Antes de que el Camarero cogiera el dinero, no pudo evitar hacer una última pregunta.

—¿Está usted seguro de que quiere que hagamos un menú completo con su abuela?

Sigfrido fue a girarse, pero se detuvo en seco.

—¿Mi abuela? Créame, Lucy es cualquier cosa menos una abuela. Nunca se fíe de las apariencias.

20

El inspector Serranillos pensaba exactamente lo mismo tras haber salido de la finca de los Del Río y Villescas. Sentado frente al agente Miranda en la mesa de la primera cafetería que habían encontrado, analizaba lo sucedido desde el punto de vista de un hombre que sentía haberse traicionado a sí mismo. Ya no podías confiar en nadie, ni siquiera en un juez. En el momento menos insospechado te encontrabas colaborando con uno de ellos, tratando de encubrir un delito y además modificando de un modo crucial las pruebas.

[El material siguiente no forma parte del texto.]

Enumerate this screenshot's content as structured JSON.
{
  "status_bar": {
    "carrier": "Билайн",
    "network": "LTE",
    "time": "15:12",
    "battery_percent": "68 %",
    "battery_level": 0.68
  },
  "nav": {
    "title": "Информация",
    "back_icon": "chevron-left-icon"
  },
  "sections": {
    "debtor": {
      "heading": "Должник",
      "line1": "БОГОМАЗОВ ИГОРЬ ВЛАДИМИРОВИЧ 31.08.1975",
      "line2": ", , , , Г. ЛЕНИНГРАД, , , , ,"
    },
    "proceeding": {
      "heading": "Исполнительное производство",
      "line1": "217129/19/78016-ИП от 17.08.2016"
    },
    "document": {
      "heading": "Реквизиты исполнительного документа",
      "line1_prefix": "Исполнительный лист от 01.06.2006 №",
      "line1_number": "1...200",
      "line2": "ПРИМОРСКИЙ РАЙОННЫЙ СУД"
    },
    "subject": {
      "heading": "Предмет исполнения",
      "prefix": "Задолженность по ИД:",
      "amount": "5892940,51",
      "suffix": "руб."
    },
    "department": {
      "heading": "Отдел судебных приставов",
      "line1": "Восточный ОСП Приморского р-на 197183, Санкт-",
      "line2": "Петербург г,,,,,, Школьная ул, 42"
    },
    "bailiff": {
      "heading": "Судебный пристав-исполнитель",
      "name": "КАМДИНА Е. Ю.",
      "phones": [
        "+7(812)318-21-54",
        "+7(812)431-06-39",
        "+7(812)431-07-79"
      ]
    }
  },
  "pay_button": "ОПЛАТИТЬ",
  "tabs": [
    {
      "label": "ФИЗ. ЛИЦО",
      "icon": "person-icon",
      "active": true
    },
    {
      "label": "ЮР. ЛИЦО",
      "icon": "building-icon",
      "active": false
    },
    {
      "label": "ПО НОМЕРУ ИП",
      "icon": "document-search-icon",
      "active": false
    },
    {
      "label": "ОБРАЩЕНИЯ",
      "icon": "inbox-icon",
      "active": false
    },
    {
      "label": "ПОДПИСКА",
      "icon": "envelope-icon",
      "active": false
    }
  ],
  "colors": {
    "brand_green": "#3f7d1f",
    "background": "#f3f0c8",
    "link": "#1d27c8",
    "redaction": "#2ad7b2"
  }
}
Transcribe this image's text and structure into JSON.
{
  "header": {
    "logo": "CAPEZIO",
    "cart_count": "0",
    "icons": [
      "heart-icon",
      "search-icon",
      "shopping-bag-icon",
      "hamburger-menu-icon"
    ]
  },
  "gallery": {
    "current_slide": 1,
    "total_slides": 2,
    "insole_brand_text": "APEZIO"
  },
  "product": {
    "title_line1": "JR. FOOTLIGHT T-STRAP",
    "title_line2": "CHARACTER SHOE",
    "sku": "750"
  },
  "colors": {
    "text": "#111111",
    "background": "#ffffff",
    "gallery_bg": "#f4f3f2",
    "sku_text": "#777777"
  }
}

Así continuó durante varios minutos, en silencio y contemplando el paisaje a través de la ventana, preguntándose si todos los casos similares a ese, y en particular los que tenían que ver con personajes de cierta influencia social, se cerraban de la misma manera. Era obvio que para el inspector las cosas habían cambiado desde aquel día. Y en el fondo no se sentía nada cómodo con dicho cambio. Su conciencia le estaba ganando claramente la partida a su diplomática y condicionada capacidad para quitarse un marronazo de encima.

—Ese tío me suena de algo —dijo de pronto el agente Miranda, interrumpiendo sus reflexiones.

—¿Podría ser algo más discreto? —contestó el inspector sin girar la cabeza hacia donde miraba el agente, quien cogió la taza de café para beber un sorbo y disimular.